There was a transient 1.1% decrease in CCT at 1
week after SLT (from 549.4 ± 37.6 to 543.9 ± 40.2 µm;
P=0.02) likely from temporary thermal contractions
of the stromal collagen fibres. There was no change
in the spherical equivalent but the mean vision after
SLT was interestingly reported to improve from 0.3
logMAR to 0.2 logMAR (P<0.0003), possibly related
to subjective variation in visual testing and not
directly related to the laser itself.12
Intra-ocular spikes, uveitis, and corneal
changes are only some of the potential side-effects
of SLT that have been reported in studies involving
the Hong Kong Chinese population. Although a full
review of the side-effects of SLT is beyond the scope
and focus of this review, a comprehensive summary
of side-effects with incidences can be found in a
recent meta-analysis by Wong et al.24
Influence of selective laser trabeculoplasty on fluctuation of intra-ocular pressure
At present, there is no effective means to measure the
continuous 24-hour IOP profile in the gold-standard
measurement of mm Hg but IOP fluctuation has been
demonstrated as a potential risk factor in glaucoma
progression.25 26 The SENSIMED Triggerfish (Sensimed AG, Lausanne, Switzerland) is a wireless
silicon contact lens sensor (CLS) that can measure
the biodimensional changes at the corneoscleral
junction, collecting more than 300 data points every
5 minutes. The IOP is measured in output units of
millivolts equivalent, thus, the plotted data can
only represent the degree of fluctuation from the
individual’s baseline pressure.27
Lee et al27 utilised the CLS to measure IOP-related
pattern changes in a group of Chinese NTG
subjects treated with SLT. The CLS was worn for
24 hours before and for 1 month after the laser
procedure while keeping the same number of antiglaucoma
medications. A cosine function was fitted
to the mean CLS pattern and global variability was
analysed in subjects that had success and non-successful
to laser, where success was defined as IOP
reduction of ≥20%. Local variability from the mean
curve was also measured at the diurnal, nocturnal,
and 24-hour periods.27 In 44% of subjects who had successful SLT,
the global amplitude was reduced by 24.6% but
in the non-successful group, subjects experienced a
19.2% increase in their global amplitude, which was
primarily driven by a 34.1% greater diurnal local
variability.27
Whether or not SLT affects IOP fluctuation
remains controversial in the literature for other
populations with different authors reporting
differences in IOP fluctuation and at different
periods of the day.28 29 The majority of subjects in Lee et al’s study29 were prescribed an evening
dose of prostaglandin analogues and it has been
previously reported that the peak effect of the drug
occurs between 8 and 12 hours.30 It seems that in
our population, patients who respond to SLT may
also benefit from a dampening of their 24-hour
IOP-related pattern amplitude although larger-scale
studies with 24-hour IOP monitoring in mm Hg
would be required to draw more solid conclusions
about SLT and IOP fluctuation.
Conclusion
Based on literature related to the Hong Kong
Chinese population, SLT is an effective modality for
lowering IOP in patients with POAG, OHT, PACG, and NTG.

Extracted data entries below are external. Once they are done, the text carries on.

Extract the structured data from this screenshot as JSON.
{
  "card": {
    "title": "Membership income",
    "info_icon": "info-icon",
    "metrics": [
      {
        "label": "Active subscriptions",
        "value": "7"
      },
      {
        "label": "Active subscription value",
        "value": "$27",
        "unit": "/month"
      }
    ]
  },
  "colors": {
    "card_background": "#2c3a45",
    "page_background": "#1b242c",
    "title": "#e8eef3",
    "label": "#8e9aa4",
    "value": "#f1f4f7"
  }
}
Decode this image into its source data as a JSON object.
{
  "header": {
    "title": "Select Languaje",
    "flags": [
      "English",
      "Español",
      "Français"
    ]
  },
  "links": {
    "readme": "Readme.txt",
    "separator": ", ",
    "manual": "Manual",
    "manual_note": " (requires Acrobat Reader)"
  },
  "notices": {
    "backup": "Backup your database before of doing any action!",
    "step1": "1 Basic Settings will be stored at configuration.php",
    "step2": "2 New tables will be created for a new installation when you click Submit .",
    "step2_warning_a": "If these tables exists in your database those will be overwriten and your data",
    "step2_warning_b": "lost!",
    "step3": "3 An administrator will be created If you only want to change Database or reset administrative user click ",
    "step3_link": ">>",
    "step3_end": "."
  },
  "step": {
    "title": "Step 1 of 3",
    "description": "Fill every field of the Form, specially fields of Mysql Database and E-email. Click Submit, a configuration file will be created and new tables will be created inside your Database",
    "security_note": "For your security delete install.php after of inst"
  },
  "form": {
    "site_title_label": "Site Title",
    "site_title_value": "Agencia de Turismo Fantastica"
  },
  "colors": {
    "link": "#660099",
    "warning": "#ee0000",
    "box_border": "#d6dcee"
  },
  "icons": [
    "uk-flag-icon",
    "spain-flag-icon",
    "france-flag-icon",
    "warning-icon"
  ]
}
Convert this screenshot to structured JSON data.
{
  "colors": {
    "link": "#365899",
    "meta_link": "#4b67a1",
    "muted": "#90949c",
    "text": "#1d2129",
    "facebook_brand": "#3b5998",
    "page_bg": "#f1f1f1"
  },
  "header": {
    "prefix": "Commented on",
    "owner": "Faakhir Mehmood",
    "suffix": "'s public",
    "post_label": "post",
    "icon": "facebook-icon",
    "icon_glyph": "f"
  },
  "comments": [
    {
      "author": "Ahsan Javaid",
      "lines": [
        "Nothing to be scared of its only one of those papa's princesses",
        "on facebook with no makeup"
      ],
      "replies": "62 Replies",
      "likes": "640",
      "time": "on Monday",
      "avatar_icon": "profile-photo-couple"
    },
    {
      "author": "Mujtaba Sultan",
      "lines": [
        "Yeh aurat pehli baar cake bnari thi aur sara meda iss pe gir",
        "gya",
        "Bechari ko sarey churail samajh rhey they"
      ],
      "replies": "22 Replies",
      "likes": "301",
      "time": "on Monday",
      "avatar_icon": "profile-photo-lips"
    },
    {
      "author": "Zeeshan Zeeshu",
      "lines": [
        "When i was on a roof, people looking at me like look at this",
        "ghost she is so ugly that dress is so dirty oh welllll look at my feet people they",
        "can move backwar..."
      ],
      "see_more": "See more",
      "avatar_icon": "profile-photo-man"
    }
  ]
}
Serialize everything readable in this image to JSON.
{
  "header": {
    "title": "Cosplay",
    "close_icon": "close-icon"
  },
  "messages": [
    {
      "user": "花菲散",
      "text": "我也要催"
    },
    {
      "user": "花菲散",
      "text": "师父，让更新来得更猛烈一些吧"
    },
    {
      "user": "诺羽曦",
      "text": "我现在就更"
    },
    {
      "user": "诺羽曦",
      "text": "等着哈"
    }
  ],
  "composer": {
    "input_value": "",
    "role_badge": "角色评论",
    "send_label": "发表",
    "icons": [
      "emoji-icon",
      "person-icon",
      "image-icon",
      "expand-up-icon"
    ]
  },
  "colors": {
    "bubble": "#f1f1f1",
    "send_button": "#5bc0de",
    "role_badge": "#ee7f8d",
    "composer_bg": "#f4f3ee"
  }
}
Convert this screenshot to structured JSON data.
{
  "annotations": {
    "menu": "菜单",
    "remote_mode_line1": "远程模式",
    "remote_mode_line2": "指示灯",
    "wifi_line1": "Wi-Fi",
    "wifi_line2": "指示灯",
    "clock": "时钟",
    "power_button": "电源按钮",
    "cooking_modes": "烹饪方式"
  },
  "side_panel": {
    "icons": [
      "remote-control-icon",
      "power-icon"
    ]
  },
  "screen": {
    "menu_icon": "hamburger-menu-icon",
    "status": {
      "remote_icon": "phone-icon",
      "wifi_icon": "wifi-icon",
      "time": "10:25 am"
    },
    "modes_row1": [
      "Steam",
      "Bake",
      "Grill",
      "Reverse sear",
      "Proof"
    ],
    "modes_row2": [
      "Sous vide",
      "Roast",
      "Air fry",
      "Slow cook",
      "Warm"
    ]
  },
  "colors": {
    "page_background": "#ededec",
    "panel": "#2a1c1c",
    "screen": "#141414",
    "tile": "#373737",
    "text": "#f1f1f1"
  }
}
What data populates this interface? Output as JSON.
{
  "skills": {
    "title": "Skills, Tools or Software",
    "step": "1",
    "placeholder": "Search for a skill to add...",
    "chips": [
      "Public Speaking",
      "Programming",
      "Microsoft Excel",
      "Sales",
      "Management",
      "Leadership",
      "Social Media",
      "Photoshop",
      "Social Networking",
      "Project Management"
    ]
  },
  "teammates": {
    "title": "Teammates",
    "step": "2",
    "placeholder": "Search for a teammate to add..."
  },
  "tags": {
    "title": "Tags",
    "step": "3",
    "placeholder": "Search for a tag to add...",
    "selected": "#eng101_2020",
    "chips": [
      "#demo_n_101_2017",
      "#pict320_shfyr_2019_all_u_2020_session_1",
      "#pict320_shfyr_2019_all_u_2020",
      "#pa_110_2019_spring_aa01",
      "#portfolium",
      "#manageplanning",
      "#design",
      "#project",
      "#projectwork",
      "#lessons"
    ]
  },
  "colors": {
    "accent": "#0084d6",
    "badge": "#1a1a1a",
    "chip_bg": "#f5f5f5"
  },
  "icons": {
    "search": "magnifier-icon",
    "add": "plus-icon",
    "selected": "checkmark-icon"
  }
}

The response or success rate to laser and the amount
of IOP reduction varies depending on the type of
glaucoma. A higher pre-laser IOP was associated
with greater success and delivering a greater
total energy seemed to improve the level of IOP
reduction. Adverse effects including IOP spikes and
uveitis were usually transient although permanent
endothelial cell loss may be seen after SLT in patients
with anatomically narrow angles. Further research is
warranted to assess the repeatability of SLT, long-term
sustainability, influence on IOP fluctuation,
and role as primary treatment for glaucoma.